Fresh broccoli florets (about 4 cups)
1 (15 oz) can chickpeas, drained and rinsed
3–4 fresh garlic cloves, minced
2–3 tablespoons soy sauce
1 teaspoon sesame oil
1–2 tablespoons vegetable oil
1 tablespoon sesame seeds
Cooked white rice, for serving
Prep Ingredients
Cut broccoli into bite-sized florets. Drain and rinse chickpeas thoroughly. Mince garlic and keep all ingredients ready near the stove.
Heat Oil
Heat vegetable oil in a large wok or skillet over medium-high heat until shimmering.
Cook Garlic
Add minced garlic and stir-fry for about 30 seconds until fragrant. Do not let it burn.
Add Broccoli
Toss in broccoli florets and stir-fry for 3–4 minutes until bright green and tender-crisp.
Add Chickpeas
Add chickpeas and continue stir-frying for 2–3 minutes until heated through and lightly golden.
Season
Pour soy sauce and sesame oil over the mixture.
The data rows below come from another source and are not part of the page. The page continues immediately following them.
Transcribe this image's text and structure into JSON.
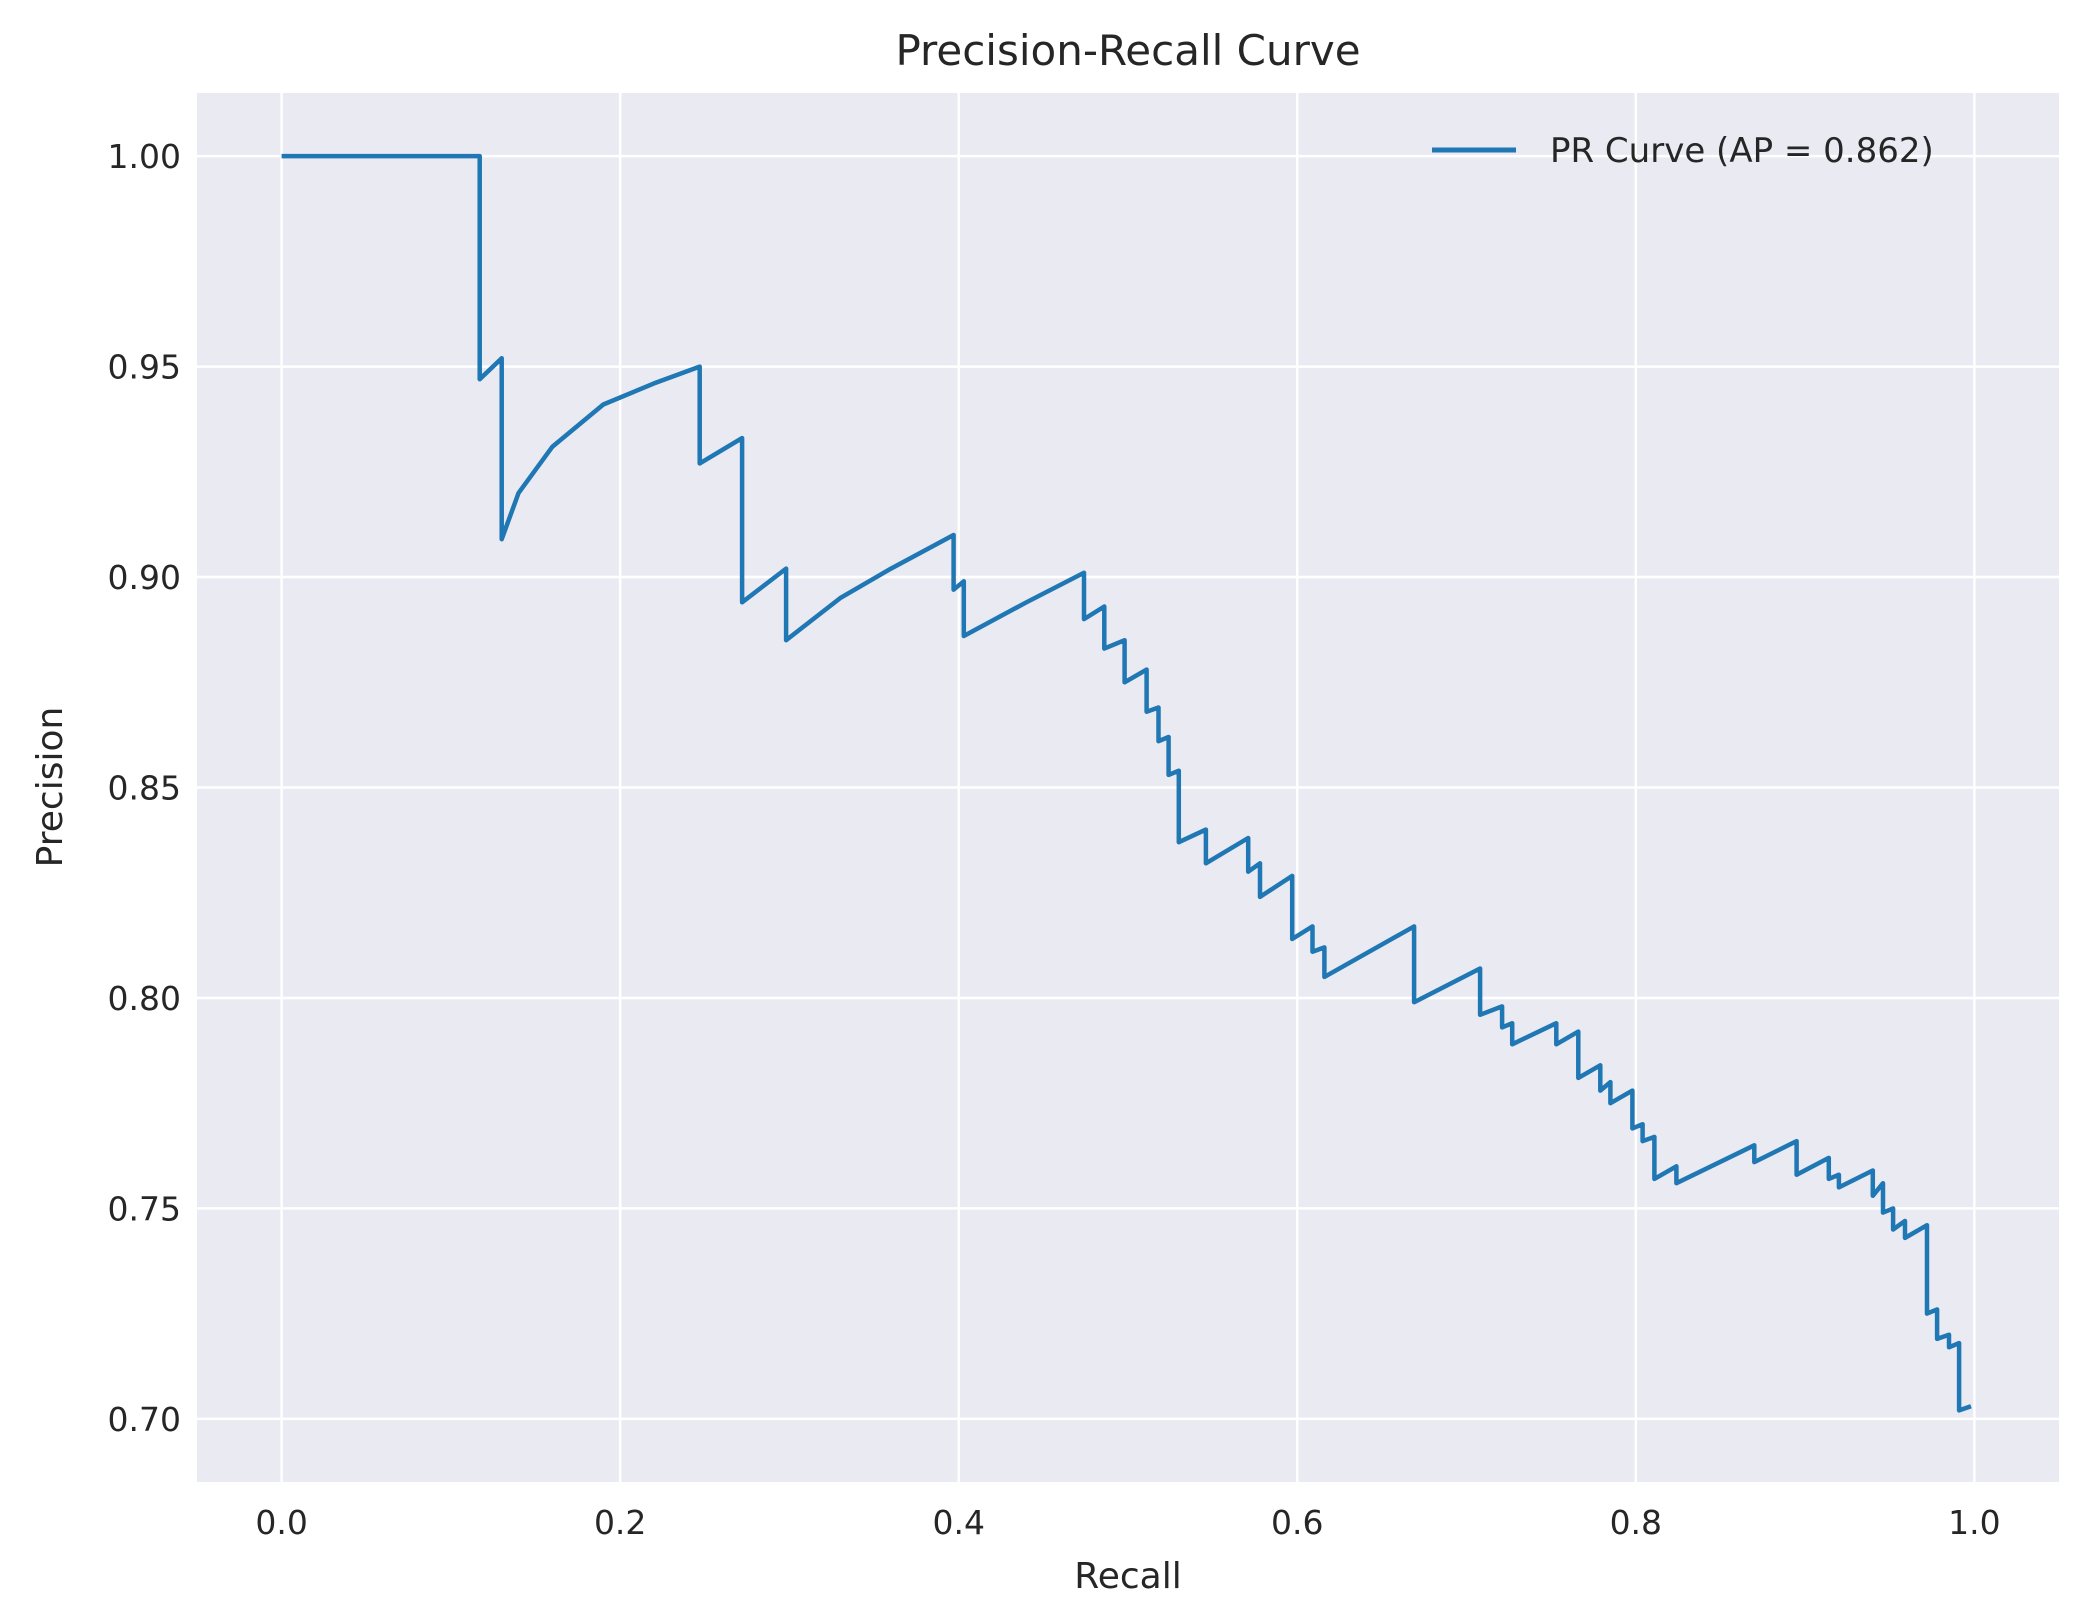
{
  "chart_data": {
    "type": "line",
    "title": "Precision-Recall Curve",
    "xlabel": "Recall",
    "ylabel": "Precision",
    "xlim": [
      -0.05,
      1.05
    ],
    "ylim": [
      0.685,
      1.015
    ],
    "xticks": [
      0.0,
      0.2,
      0.4,
      0.6,
      0.8,
      1.0
    ],
    "xtick_labels": [
      "0.0",
      "0.2",
      "0.4",
      "0.6",
      "0.8",
      "1.0"
    ],
    "yticks": [
      0.7,
      0.75,
      0.8,
      0.85,
      0.9,
      0.95,
      1.0
    ],
    "ytick_labels": [
      "0.70",
      "0.75",
      "0.80",
      "0.85",
      "0.90",
      "0.95",
      "1.00"
    ],
    "grid": true,
    "legend_position": "top-right",
    "background_color": "#eaeaf2",
    "series": [
      {
        "name": "PR Curve (AP = 0.862)",
        "color": "#1f77b4",
        "x": [
          0.0,
          0.117,
          0.117,
          0.13,
          0.13,
          0.14,
          0.16,
          0.19,
          0.22,
          0.247,
          0.247,
          0.272,
          0.272,
          0.298,
          0.298,
          0.33,
          0.36,
          0.397,
          0.397,
          0.403,
          0.403,
          0.44,
          0.474,
          0.474,
          0.486,
          0.486,
          0.498,
          0.498,
          0.511,
          0.511,
          0.518,
          0.518,
          0.524,
          0.524,
          0.53,
          0.53,
          0.546,
          0.546,
          0.571,
          0.571,
          0.578,
          0.578,
          0.597,
          0.597,
          0.609,
          0.609,
          0.616,
          0.616,
          0.669,
          0.669,
          0.708,
          0.708,
          0.721,
          0.721,
          0.727,
          0.727,
          0.753,
          0.753,
          0.766,
          0.766,
          0.779,
          0.779,
          0.785,
          0.785,
          0.798,
          0.798,
          0.804,
          0.804,
          0.811,
          0.811,
          0.824,
          0.824,
          0.87,
          0.87,
          0.895,
          0.895,
          0.914,
          0.914,
          0.92,
          0.92,
          0.94,
          0.94,
          0.946,
          0.946,
          0.952,
          0.952,
          0.959,
          0.959,
          0.972,
          0.972,
          0.978,
          0.978,
          0.985,
          0.985,
          0.991,
          0.991,
          0.998
        ],
        "y": [
          1.0,
          1.0,
          0.947,
          0.952,
          0.909,
          0.92,
          0.931,
          0.941,
          0.946,
          0.95,
          0.927,
          0.933,
          0.894,
          0.902,
          0.885,
          0.895,
          0.902,
          0.91,
          0.897,
          0.899,
          0.886,
          0.894,
          0.901,
          0.89,
          0.893,
          0.883,
          0.885,
          0.875,
          0.878,
          0.868,
          0.869,
          0.861,
          0.862,
          0.853,
          0.854,
          0.837,
          0.84,
          0.832,
          0.838,
          0.83,
          0.832,
          0.824,
          0.829,
          0.814,
          0.817,
          0.811,
          0.812,
          0.805,
          0.817,
          0.799,
          0.807,
          0.796,
          0.798,
          0.793,
          0.794,
          0.789,
          0.794,
          0.789,
          0.792,
          0.781,
          0.784,
          0.778,
          0.78,
          0.775,
          0.778,
          0.769,
          0.77,
          0.766,
          0.767,
          0.757,
          0.76,
          0.756,
          0.765,
          0.761,
          0.766,
          0.758,
          0.762,
          0.757,
          0.758,
          0.755,
          0.759,
          0.753,
          0.756,
          0.749,
          0.75,
          0.745,
          0.747,
          0.743,
          0.746,
          0.725,
          0.726,
          0.719,
          0.72,
          0.717,
          0.718,
          0.702,
          0.703
        ]
      }
    ]
  }
}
Toss well to coat evenly and cook for 1 more minute.
Serve
Serve hot over cooked white rice and sprinkle with sesame seeds before serving.
Add red pepper flakes or sriracha for heat.
Substitute tamari or coconut aminos for a gluten-free option.
For extra crunch, toss in sliced bell peppers or snap peas.
Leftovers store well in the refrigerator for up to 4 days.